For Søren Kierkegaard anxiety was ' the dizziness of freedom', for popular philosopher Alain de Botton our personalities are 'determined by how we've opted to defend ourselves against anxiety and sadness', as David Foster Wallace wrote it was 'being terrified of everything, and terrified to show it' and, for, poet Anne Sexton it was giving the appearance of being 'quite collected at cocktail parties' whilst in your head 'undergoing open-heart surgery.'
The meaning of anxiety has shifted in recent years and its use in everyday language has increased. Up until relatively recently you were unlikely to be diagnosed with and offered to support for anxiety as a clinical condition, which the example of Virginia Woolf proves. If she were alive now what’s the likelihood that she would be fully diagnosed and properly treated, perhaps even writing first person confessionals about her anxiety on the internet? Until recently, if you were diagnosed with anxiety, the odds are you wouldn't speak openly about it.
These days it does feel as though we can’t move for anxiety.

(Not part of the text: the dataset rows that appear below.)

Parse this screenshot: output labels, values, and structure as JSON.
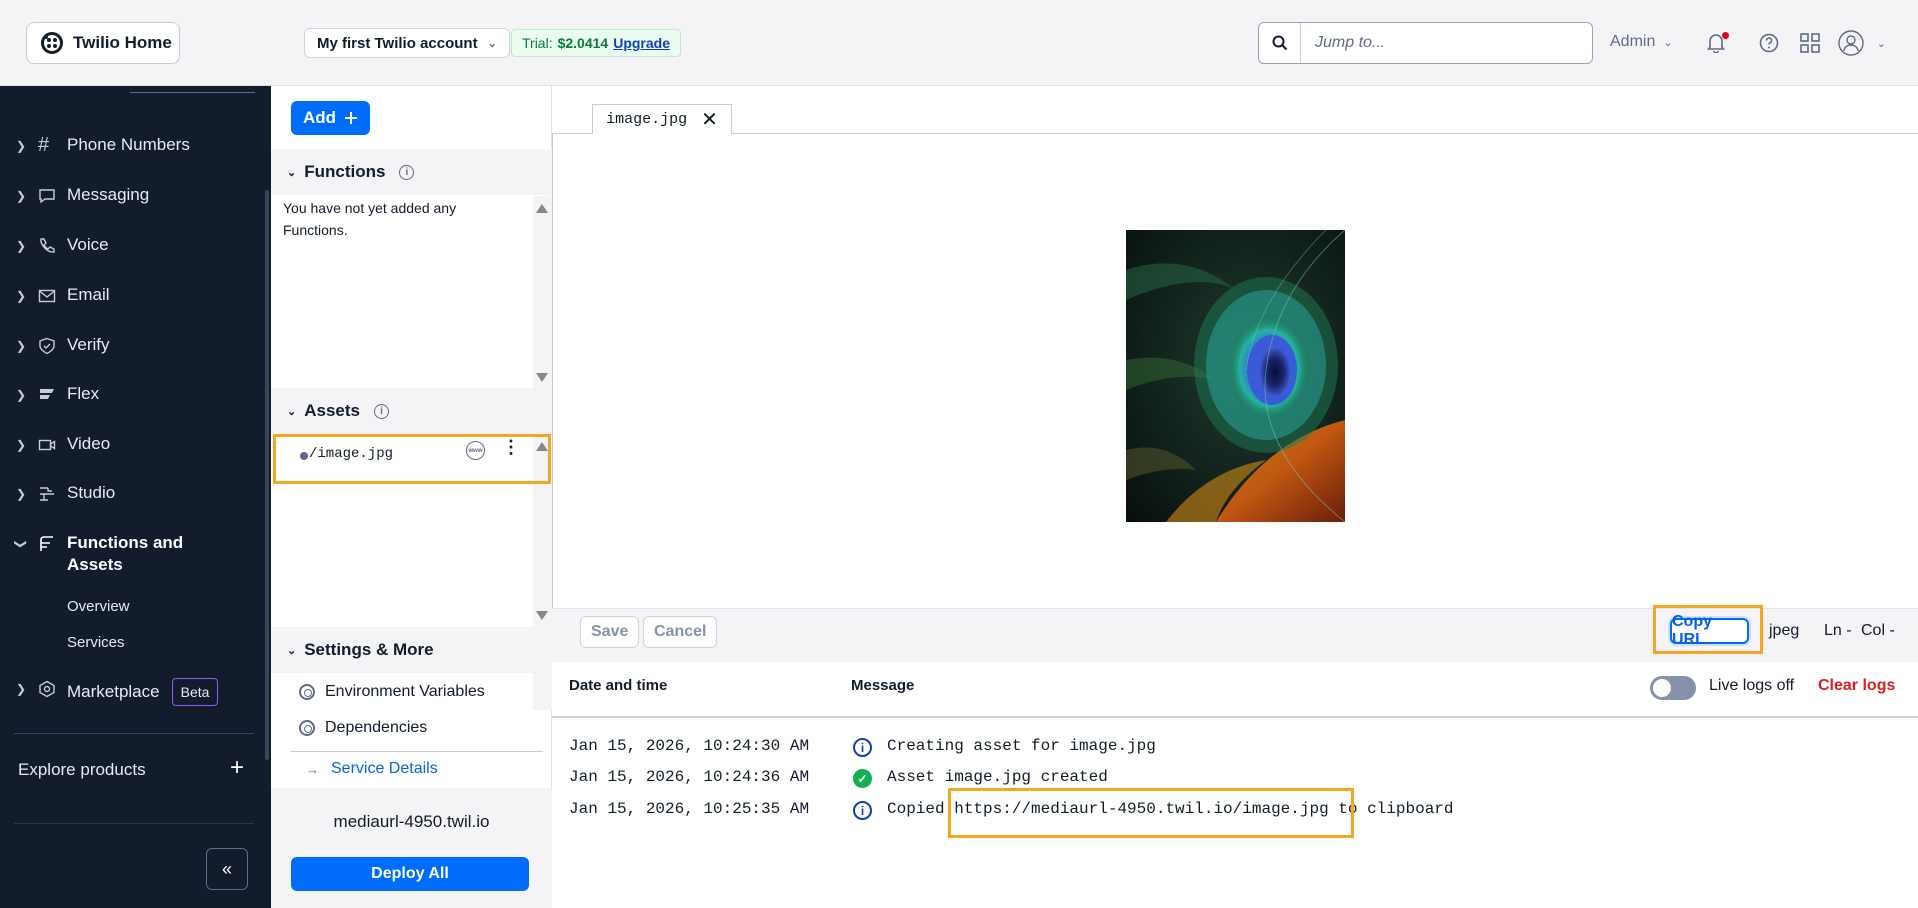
{
  "header": {
    "home_label": "Twilio Home",
    "account_name": "My first Twilio account",
    "trial_label": "Trial:",
    "trial_amount": "$2.0414",
    "upgrade_label": "Upgrade",
    "search_placeholder": "Jump to...",
    "admin_label": "Admin"
  },
  "sidebar": {
    "items": [
      {
        "label": "Phone Numbers",
        "icon": "hash-icon"
      },
      {
        "label": "Messaging",
        "icon": "chat-icon"
      },
      {
        "label": "Voice",
        "icon": "phone-icon"
      },
      {
        "label": "Email",
        "icon": "envelope-icon"
      },
      {
        "label": "Verify",
        "icon": "shield-icon"
      },
      {
        "label": "Flex",
        "icon": "flex-icon"
      },
      {
        "label": "Video",
        "icon": "video-icon"
      },
      {
        "label": "Studio",
        "icon": "studio-icon"
      },
      {
        "label": "Functions and Assets",
        "icon": "functions-icon"
      },
      {
        "label": "Marketplace",
        "icon": "marketplace-icon"
      }
    ],
    "functions_sub": [
      "Overview",
      "Services"
    ],
    "marketplace_badge": "Beta",
    "explore_label": "Explore products",
    "explore_plus": "+",
    "collapse_glyph": "«"
  },
  "file_panel": {
    "add_label": "Add",
    "functions_header": "Functions",
    "functions_empty": "You have not yet added any Functions.",
    "assets_header": "Assets",
    "asset_name": "/image.jpg",
    "asset_badge": "www",
    "settings_header": "Settings & More",
    "settings_links": [
      "Environment Variables",
      "Dependencies"
    ],
    "service_details_label": "Service Details",
    "domain": "mediaurl-4950.twil.io",
    "deploy_label": "Deploy All"
  },
  "editor": {
    "tab_label": "image.jpg",
    "save_label": "Save",
    "cancel_label": "Cancel",
    "copy_url_label": "Copy URL",
    "file_type": "jpeg",
    "ln_label": "Ln -",
    "col_label": "Col -"
  },
  "logs": {
    "col_date": "Date and time",
    "col_message": "Message",
    "live_label": "Live logs off",
    "clear_label": "Clear logs",
    "rows": [
      {
        "time": "Jan 15, 2026, 10:24:30 AM",
        "message": "Creating asset for image.jpg",
        "status": "info"
      },
      {
        "time": "Jan 15, 2026, 10:24:36 AM",
        "message": "Asset image.jpg created",
        "status": "success"
      },
      {
        "time": "Jan 15, 2026, 10:25:35 AM",
        "message": "Copied https://mediaurl-4950.twil.io/image.jpg to clipboard",
        "status": "info"
      }
    ]
  },
  "colors": {
    "accent": "#006dfa",
    "sidebar_bg": "#121c2d",
    "highlight": "#f5a623",
    "danger": "#d61f1f"
  }
}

Indeed, we find ourselves living in anxious times. One in five people suffer from some kind of anxiety disorder. In 2013 there were 8.2 million cases of anxiety in the UK. In England women are almost twice as likely to be diagnosed with anxiety disorders as men.
According to the most recent statistics from the Office for National Statistics when asked ‘how anxious did you feel yesterday?’ 20.06% of people reported experiencing a high anxiety level.

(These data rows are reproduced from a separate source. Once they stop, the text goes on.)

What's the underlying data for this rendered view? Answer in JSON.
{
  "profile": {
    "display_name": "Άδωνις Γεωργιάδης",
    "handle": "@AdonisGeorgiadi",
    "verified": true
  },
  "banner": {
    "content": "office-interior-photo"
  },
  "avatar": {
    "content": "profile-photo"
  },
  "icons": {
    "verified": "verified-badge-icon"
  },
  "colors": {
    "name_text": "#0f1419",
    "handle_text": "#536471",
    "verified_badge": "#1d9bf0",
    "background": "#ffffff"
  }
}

When we use the word ‘anxiety’ to talk about the experience of being anxious it’s inevitable that we turn that experience into something recognisable. If you say ‘I suffer from anxiety’ someone will instantly know what you mean which is a good thing but, equally, in making anxiety more identifiable and expressible we turn the experience of anxiety into something homogenous, something standardised, something uniform.
For one person anxiety may be a feeling of slow, deep and relentless undulating fear felt deep down inside them, for someone else it may be the sense that their brain is trying to break out of their skull and for another it may be like an itch which can never be scratched. Anxiety can be deafening, it can be crushing and it can be debilitating. Anxiety is like walking around with an open wound that nobody else can see but which you can feel with every move you make. Anxiety can make your blood run fast and hot hot, it can also be icily cold. It can make you feel to full and it can make you feel totally empty. It can feel like you’re having a heart attack, it can feel like your limbs are falling away from your body. Anxiety can be like plummeting down an empty life shaft on a loop, each time feeling as though you’ll hit the bottom at full force. It can be rooted in your past and it can be caused by your future. Anxiety can make you terrified to leave the house and it can make you want to stay out of it as much as possible. Equally, for some anxiety can be managed with medication, others need to talk it inside out and some need both. Some people find that CBT helps, others think it useless and get nothing from it.
There is no doubt that it is a good thing that more and more people today are talking about their mental health. There is no doubt that the fact that more people can recognise and report experiencing anxiety is a good thing. There is also no doubt that we still have a long way to go in terms of helping those who need help, support and medication for mental health problems. Just as different treatments work for different people, anxiety is experienced differently by everyone.
We need to start using our words to express anxiousness and describe anxiety – to recognise that it’s a vast experience which affects people in different ways and find new ways to talk about that so people can continue to better understand and approach it. The current language has limits and anxiety, as it's wont to do, spills out beyond them. It refuses to be contained by seven letters and four syllables.